Türkiye’de kapitalizmin güncel ihtiyacı matematik başarısı yüksek, bilimsel bilgi bağlamında donanımlı bir gençliğe sahip olmak değildir.(ii)   Bu raporda ele almaya çalıştığımız, Türkiye’deki öğrencilerin matematik alanındaki başarısızlığı tüm gençliği kapsamamakta, başarısızlık durumu kapitalizmin çelişkileri ve yarattığı eşitsizlikler ile paralel gelişmektedir. Aslında, tam da bu gerekçe ile Türkiye burjuvazisi açısından bu durum ciddi bir sorun oluşturmamaktadır. Bu nedenle başarı sorunu ana akım medyada bile merkezi sınavların hemen ardından bir gündem olarak karşımıza çıksa da eğitimle ilgili merkezi kurulların eğitim politikaları ve içeriğini belirleme açısından ana gündemi olmamaktadır. Öyle ki, yukarıda yer verilen YKS ve PISA sonuçlarında dahi ortaya çıkmış bulunan ve kapitalizmin yarattığı eşitsizliklerden beslenen sorunları gidermeye yönelik adımlar planlanıp atılmamaktadır. Ayrıca, toplumsal eşitsizliklerden beslenen bu sorunların dışında, öğretim programlarının içeriğinin ve öğretmen yeterliğinin geliştirilmesi gibi temel adımlar dahi başarısızlık sorununu çözecek bütünlükte planlanıp uygulanmamaktadır.

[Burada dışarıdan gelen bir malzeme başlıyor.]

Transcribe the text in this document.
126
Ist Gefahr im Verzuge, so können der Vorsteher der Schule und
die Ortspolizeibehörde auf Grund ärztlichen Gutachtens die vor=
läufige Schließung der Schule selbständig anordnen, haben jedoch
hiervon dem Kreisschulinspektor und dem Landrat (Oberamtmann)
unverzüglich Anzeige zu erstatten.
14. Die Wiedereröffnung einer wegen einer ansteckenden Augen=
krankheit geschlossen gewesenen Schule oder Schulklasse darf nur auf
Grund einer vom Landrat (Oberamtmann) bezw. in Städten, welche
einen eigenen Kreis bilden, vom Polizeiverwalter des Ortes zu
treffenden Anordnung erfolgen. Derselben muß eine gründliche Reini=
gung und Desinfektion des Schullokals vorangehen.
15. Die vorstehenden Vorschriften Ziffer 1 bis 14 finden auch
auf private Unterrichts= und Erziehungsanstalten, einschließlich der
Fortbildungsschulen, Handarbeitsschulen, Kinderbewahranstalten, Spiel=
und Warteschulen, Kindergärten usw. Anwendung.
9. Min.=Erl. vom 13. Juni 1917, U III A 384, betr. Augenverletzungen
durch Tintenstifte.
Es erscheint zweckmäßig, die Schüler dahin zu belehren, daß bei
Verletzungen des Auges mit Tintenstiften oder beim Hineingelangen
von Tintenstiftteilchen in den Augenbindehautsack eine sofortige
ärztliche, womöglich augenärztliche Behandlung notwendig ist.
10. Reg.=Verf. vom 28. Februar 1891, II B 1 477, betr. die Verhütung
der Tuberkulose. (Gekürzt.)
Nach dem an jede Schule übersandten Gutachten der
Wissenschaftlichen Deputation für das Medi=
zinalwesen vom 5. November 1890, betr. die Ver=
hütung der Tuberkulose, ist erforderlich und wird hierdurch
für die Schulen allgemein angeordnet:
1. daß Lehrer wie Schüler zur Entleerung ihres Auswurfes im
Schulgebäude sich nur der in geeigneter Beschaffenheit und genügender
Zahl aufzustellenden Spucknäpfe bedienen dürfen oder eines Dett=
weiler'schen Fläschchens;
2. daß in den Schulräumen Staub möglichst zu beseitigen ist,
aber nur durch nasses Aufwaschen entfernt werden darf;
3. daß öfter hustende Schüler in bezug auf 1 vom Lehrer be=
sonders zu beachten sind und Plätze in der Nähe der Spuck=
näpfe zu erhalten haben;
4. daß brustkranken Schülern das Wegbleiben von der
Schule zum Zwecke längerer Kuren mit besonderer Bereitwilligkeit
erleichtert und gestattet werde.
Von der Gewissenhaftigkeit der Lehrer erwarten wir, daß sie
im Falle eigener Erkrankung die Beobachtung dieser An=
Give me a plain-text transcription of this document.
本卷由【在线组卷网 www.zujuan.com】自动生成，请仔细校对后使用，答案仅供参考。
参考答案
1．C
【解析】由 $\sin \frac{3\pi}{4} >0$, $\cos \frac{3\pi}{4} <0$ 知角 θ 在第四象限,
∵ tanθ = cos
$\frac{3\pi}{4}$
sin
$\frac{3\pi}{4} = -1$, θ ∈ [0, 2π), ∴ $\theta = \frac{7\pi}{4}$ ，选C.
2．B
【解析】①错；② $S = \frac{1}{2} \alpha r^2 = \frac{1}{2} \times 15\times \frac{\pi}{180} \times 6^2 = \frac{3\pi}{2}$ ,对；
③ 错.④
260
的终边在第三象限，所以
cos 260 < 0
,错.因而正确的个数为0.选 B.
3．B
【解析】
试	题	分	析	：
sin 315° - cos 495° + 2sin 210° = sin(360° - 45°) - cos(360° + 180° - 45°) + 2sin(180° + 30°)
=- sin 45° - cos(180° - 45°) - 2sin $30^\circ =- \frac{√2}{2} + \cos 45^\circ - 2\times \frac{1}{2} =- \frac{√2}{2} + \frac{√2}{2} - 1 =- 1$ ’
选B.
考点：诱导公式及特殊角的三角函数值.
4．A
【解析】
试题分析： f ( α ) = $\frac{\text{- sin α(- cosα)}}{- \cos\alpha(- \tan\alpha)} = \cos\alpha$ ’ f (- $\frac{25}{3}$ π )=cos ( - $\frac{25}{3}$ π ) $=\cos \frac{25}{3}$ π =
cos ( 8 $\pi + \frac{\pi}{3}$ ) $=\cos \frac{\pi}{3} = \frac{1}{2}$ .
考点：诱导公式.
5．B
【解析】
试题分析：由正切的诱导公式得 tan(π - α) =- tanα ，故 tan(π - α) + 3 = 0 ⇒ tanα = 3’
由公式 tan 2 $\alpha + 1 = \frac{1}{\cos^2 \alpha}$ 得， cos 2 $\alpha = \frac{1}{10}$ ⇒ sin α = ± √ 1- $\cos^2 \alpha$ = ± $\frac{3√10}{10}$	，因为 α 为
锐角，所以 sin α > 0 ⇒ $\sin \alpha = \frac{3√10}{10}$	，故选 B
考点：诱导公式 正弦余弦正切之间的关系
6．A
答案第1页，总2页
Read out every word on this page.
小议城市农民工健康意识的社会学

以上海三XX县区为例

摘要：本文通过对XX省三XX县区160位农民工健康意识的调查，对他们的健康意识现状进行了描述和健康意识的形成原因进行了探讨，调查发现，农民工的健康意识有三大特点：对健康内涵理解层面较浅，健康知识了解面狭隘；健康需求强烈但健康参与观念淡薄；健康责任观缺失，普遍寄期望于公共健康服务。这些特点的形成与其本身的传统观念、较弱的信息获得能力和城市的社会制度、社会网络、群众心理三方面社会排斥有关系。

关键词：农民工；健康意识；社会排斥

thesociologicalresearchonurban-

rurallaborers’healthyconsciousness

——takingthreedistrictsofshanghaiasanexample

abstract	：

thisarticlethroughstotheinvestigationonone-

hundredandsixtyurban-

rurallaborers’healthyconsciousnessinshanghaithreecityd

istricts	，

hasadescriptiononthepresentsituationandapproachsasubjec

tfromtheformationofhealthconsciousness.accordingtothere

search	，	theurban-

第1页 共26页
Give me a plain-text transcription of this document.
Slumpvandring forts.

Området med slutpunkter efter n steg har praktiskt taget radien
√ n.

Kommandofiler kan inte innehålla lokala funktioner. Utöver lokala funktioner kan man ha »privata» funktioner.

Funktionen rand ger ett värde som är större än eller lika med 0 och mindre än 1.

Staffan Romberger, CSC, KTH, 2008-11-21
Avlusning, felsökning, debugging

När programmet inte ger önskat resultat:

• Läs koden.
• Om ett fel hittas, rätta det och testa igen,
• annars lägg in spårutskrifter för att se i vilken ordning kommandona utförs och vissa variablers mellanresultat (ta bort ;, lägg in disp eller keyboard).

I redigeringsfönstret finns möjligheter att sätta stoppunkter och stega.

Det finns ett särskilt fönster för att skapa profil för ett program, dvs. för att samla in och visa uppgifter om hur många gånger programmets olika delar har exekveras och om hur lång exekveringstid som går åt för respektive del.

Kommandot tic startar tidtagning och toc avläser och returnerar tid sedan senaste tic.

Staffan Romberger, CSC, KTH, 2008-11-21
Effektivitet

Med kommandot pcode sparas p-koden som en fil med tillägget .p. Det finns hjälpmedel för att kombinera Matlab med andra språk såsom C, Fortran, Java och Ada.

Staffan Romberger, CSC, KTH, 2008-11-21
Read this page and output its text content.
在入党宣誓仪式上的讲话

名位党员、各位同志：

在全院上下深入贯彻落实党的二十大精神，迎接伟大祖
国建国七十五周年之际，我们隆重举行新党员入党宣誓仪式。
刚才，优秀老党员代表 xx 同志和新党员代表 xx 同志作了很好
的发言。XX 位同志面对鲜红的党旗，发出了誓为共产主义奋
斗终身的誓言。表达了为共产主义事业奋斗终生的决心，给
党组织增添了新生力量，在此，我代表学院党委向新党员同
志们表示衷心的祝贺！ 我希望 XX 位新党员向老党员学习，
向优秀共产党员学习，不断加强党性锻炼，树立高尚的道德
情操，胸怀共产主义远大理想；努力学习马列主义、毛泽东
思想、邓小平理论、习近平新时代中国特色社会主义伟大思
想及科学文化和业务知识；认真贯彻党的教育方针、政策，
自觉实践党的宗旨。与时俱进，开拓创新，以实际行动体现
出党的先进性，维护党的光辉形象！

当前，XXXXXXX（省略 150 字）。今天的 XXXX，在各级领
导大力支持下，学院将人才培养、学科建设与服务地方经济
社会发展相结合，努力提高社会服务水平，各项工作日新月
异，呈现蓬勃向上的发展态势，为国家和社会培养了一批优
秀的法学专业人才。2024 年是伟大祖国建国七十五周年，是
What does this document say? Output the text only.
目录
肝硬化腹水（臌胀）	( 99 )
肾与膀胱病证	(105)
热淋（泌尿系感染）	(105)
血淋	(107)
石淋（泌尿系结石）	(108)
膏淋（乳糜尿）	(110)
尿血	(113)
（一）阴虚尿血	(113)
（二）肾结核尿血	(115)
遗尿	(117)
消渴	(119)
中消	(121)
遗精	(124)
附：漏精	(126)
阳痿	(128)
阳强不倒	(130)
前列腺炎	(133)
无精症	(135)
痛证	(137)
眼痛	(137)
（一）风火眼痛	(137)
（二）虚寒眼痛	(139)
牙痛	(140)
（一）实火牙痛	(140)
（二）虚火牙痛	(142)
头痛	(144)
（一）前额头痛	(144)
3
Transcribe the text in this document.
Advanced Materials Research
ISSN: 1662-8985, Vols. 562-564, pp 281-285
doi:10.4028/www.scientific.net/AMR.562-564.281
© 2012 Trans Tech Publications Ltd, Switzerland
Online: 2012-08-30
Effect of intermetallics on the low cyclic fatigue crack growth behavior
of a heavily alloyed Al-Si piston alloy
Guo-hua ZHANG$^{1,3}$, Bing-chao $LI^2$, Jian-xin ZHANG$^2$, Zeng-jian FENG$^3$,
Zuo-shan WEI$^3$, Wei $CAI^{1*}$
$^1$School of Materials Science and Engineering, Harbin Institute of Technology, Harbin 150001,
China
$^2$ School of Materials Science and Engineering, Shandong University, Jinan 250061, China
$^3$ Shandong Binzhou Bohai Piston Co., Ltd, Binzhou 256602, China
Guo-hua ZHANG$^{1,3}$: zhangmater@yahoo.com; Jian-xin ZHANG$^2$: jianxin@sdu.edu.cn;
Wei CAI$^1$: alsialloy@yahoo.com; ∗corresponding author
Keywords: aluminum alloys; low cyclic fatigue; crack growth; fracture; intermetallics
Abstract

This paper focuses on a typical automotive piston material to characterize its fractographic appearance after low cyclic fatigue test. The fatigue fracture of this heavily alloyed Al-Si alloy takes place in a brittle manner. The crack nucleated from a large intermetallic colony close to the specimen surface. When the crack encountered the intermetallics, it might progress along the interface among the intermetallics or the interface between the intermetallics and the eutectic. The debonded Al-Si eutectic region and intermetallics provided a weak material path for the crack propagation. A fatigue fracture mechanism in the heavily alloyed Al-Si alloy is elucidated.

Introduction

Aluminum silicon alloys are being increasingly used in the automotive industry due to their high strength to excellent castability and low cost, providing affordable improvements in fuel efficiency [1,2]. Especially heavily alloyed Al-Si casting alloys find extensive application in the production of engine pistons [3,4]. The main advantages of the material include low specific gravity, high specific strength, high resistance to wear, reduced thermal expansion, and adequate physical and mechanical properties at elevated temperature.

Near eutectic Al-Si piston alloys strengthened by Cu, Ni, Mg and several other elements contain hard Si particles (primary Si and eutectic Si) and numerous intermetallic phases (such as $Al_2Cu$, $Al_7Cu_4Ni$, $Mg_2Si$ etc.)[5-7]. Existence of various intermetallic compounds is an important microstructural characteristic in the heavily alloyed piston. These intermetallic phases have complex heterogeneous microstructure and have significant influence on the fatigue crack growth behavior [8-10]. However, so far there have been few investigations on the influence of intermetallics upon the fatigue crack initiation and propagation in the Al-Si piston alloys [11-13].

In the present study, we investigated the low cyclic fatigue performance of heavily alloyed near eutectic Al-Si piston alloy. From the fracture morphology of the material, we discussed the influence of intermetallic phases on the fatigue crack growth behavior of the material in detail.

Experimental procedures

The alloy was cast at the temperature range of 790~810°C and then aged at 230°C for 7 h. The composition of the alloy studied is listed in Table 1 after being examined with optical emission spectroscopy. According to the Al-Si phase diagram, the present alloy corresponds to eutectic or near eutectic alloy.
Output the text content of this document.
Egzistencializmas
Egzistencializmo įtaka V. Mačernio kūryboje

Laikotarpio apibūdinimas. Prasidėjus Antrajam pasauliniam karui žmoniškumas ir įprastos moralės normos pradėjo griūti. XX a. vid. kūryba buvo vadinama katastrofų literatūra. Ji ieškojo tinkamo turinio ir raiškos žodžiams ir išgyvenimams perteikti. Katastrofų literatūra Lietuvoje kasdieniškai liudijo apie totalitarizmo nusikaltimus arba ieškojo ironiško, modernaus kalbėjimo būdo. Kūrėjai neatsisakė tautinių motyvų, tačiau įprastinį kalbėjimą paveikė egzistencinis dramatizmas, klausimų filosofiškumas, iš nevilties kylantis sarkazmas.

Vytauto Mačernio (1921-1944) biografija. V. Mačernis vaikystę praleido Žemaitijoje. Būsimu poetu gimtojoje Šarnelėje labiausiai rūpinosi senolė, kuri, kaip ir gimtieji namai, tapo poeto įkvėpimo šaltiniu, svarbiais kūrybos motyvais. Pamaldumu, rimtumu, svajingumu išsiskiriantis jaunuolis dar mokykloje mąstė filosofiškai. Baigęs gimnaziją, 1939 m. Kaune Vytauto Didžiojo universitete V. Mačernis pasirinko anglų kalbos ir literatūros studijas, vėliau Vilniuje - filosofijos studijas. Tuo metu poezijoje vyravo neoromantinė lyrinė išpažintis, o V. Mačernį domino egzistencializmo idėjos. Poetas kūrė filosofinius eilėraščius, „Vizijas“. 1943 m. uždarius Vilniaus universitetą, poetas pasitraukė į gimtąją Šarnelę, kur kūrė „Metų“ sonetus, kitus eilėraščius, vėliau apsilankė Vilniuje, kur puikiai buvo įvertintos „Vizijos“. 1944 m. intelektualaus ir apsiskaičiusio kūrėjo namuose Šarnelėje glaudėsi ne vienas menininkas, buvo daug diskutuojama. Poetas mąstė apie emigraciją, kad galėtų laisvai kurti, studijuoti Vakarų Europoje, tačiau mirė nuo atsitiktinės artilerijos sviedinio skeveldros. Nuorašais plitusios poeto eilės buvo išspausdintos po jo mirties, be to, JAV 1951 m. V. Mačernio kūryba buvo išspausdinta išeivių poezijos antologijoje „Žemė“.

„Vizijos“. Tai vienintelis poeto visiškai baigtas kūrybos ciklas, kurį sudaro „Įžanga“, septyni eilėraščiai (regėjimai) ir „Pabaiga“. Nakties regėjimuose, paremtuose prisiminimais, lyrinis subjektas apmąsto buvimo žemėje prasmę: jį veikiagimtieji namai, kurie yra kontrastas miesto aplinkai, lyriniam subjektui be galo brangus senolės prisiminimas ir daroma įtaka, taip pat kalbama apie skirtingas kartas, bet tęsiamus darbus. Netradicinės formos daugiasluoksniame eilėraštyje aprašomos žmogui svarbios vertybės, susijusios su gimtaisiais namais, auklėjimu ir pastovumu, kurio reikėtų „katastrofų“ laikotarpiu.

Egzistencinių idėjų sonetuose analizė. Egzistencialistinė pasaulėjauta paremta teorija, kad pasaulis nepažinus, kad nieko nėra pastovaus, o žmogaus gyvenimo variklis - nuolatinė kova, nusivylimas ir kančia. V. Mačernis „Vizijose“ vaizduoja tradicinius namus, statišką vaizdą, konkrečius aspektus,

AKP 18 yıllık iktidar dönemi içerisinde eğitim alanında birbiri üzerine inşa edilen politikalar geliştirmemiş, her bakanlık dönemi sil baştan planlanıp uygulanan politikalarla asıl sorunlara odaklanmanın uzağında kalmıştır. Öğrencilerin eğitim alanındaki başarısızlıkları da arada bir dillendirilen ama çözüm noktasında politika üretilmeyen bir başlık olagelmiştir. Matematik alanındaki başarısızlığı çözecek adımların tam olarak atılması ve genel olarak eğitimdeki nitelik sorununun giderilmesi Türkiye kapitalizmi açısından, bu bahsedilen nedenlerle, yapısal olarak mümkün değildir, ayrıca burjuvazinin bu sorunu gidermek gibi bir niyeti de yoktur.

Bu noktada Türkiye’de ortaöğretim seviyesinde bulunan farklı okul türleri ve bunların sınav sonuçlarına da yansıyan farklılaşmalarını biraz daha ayrıntılı inceleyerek toplumsal eşitsizliklerden kaynaklanan ve beslenen yapısal sorunu biraz daha irdelemeye çalışacağız.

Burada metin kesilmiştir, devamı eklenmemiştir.